Capitol recap: million-dollar fix for (multi)billion-dollar pension problem?

     The state Senate Appropriation Committee focused on accountability for businesses that get tax breaks, and stabilizing municipal finance, during its budget hearing with the Department of Community & Economic Development.

    The state Senate Appropriation Committee focused on accountability for businesses that get tax breaks, and stabilizing municipal finance, during its budget hearing with the Department of Community & Economic Development.

    Pennsylvania officials have dedicated lots of lip service to the problem of underfunded pensions, but not much time, money or brainpower to fixing it – at least, not specifically.

    Pennsylvania’s multibillion-dollar pensions obligation has been spurring hand-wringing and bickering at the Capitol and city halls across the Commonwealth for years.

    Its two statewide retirement systems for teachers and state workers are the second-worst funded in the country. 

    And that doesn’t even get into the nearly $8 billion collective liability faced at the local level in Pennsylvania, home to no less than one quarter of the nation’s municipal pension funds – more than half of which are tracked at the state level using a paper-based reporting system.

    Despite all this, state legislators haven’t studied the issue closely, at least not formally.

    State Sen. Judith Schwank, D-Berks, introduced a bill this week proposing a 25-person Public Pensions Review Commission to study the Commonwealth’s retirement systems for judges, police, firefighters, public school teachers and other state and municipal officials and employees.

    According to legislative staffers, this would be a first.

    “This issue will affect tens of millions of Pennsylvanians and their economic opportunities deep into this century, very possibly much longer. They deserve that we jointly search for the best policy solution, not tolerate its resolution as a contest of political strength,” Schwank wrote into her bill memo.

    Senate Bill 604 would give the commission six months, $1 million – a “ballpark” figure, Schwank’s aides say – and the Joint Legislative Committe’s researchers to come up with specific recommendations to create a “stable” structure for state and local pensions.

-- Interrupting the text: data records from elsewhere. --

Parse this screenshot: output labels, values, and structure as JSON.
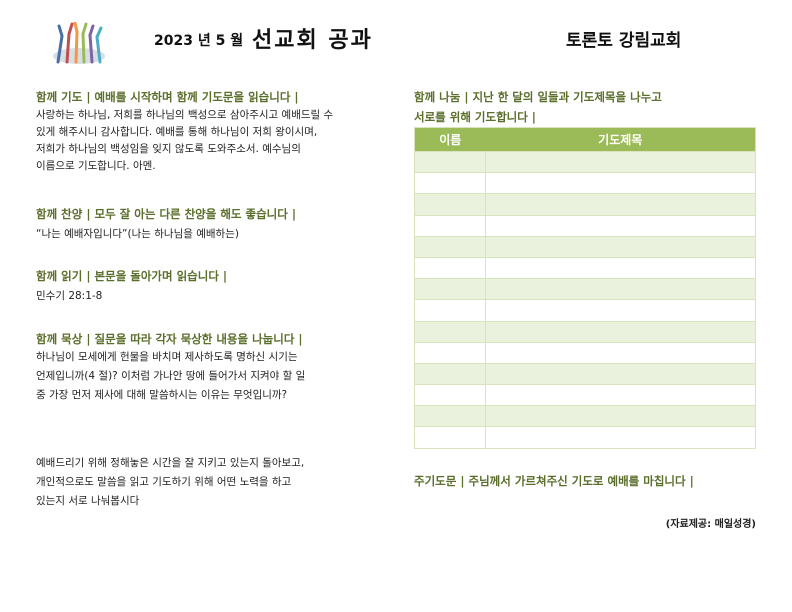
{
  "header": {
    "date": "2023 년 5 월",
    "title": "선교회 공과",
    "church": "토론토 강림교회"
  },
  "left": {
    "prayer": {
      "heading": "함께 기도 | 예배를 시작하며 함께 기도문을 읽습니다 |",
      "lines": [
        "사랑하는 하나님, 저희를 하나님의 백성으로 삼아주시고 예배드릴 수",
        "있게 해주시니 감사합니다. 예배를 통해 하나님이 저희 왕이시며,",
        "저희가 하나님의 백성임을 잊지 않도록 도와주소서. 예수님의",
        "이름으로 기도합니다. 아멘."
      ]
    },
    "praise": {
      "heading": "함께 찬양 | 모두 잘 아는 다른 찬양을 해도 좋습니다 |",
      "text": "“나는 예배자입니다”(나는 하나님을 예배하는)"
    },
    "reading": {
      "heading": "함께 읽기 | 본문을 돌아가며 읽습니다 |",
      "text": "민수기 28:1-8"
    },
    "meditation": {
      "heading": "함께 묵상 | 질문을 따라 각자 묵상한 내용을 나눕니다 |",
      "lines": [
        "하나님이 모세에게 헌물을 바치며 제사하도록 명하신 시기는",
        "언제입니까(4 절)? 이처럼 가나안 땅에 들어가서 지켜야 할 일",
        "중 가장 먼저 제사에 대해 말씀하시는 이유는 무엇입니까?"
      ]
    },
    "reflection": {
      "lines": [
        "예배드리기 위해 정해놓은 시간을 잘 지키고 있는지 돌아보고,",
        "개인적으로도 말씀을 읽고 기도하기 위해 어떤 노력을 하고",
        "있는지 서로 나눠봅시다"
      ]
    }
  },
  "right": {
    "sharing": {
      "heading_line1": "함께 나눔 | 지난 한 달의 일들과 기도제목을 나누고",
      "heading_line2": "서로를 위해 기도합니다 |"
    },
    "table": {
      "col_name": "이름",
      "col_topic": "기도제목"
    },
    "closing": {
      "heading": "주기도문 | 주님께서 가르쳐주신 기도로 예배를 마칩니다 |"
    },
    "credit": "(자료제공: 매일성경)"
  },
  "colors": {
    "accent": "#9bbb59",
    "heading": "#5b6e2b",
    "row_shade": "#eaf1dd"
  },
  "icons": {
    "logo": "people-raising-hands-icon"
  }
}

    The Senate Finance Committee has the bill, but no meeting dates scheduled.

    Commission members would include:•    Gov. Wolf and a pension expert of his choosing.•    Two other pension experts appointed by Lt. Gov. Stack and state Sen. President Pro Tempore Joseph Scarnati III, R-Clearfield. •    Majority leaders Sen. Jake Corman, R-Centre/Juniata/Mifflin, and Rep. Dave Reed, R-Indiana•    Minority leaders Sen. Jay Costa and Rep. Frank Dermody, both D-Allegheny. •    Executive directors of the Pennsylvania Municipal League and state associations of Townships, Boroughs and County Commissioners •    Penn State, Temple and Lincoln universities’ presidents•    State Revenue, Budget and Administration secretaries•    Director of the Administration Office of the Pennsylvania Courts•    State System of Higher Education Chancellor•    Representative from the Pennsylvania Association of School Boards

    The legislation also lists “three members of public unions,” but it’s unclear what that means, exactly, or how they will be chosen.

    The legislation doesn’t mention the Pennsylvania Municipal Retirement System, which is the collective fund of about 600 local pensions, or the Public Employees Retirement Commission, which monitors 1,400 others.

    Schwank’s staff says that was an oversight and the agencies will, in fact, participate.

    With the possible exception of the appointed pension experts and PML executive director Rick Schuettler, all panelists suggested thus far are themselves pensioners through the statewide systems – a long-standing complication.

    The basic concern in all of this is running out of money to cover cash payments and health coverage promised to, and partially paid for by, retirees during their working years.

    Sometimes exacerbated by management fees, the liabilities partially result from basing payments due from workers and their employer public entities on overzealous investment returns assumptions.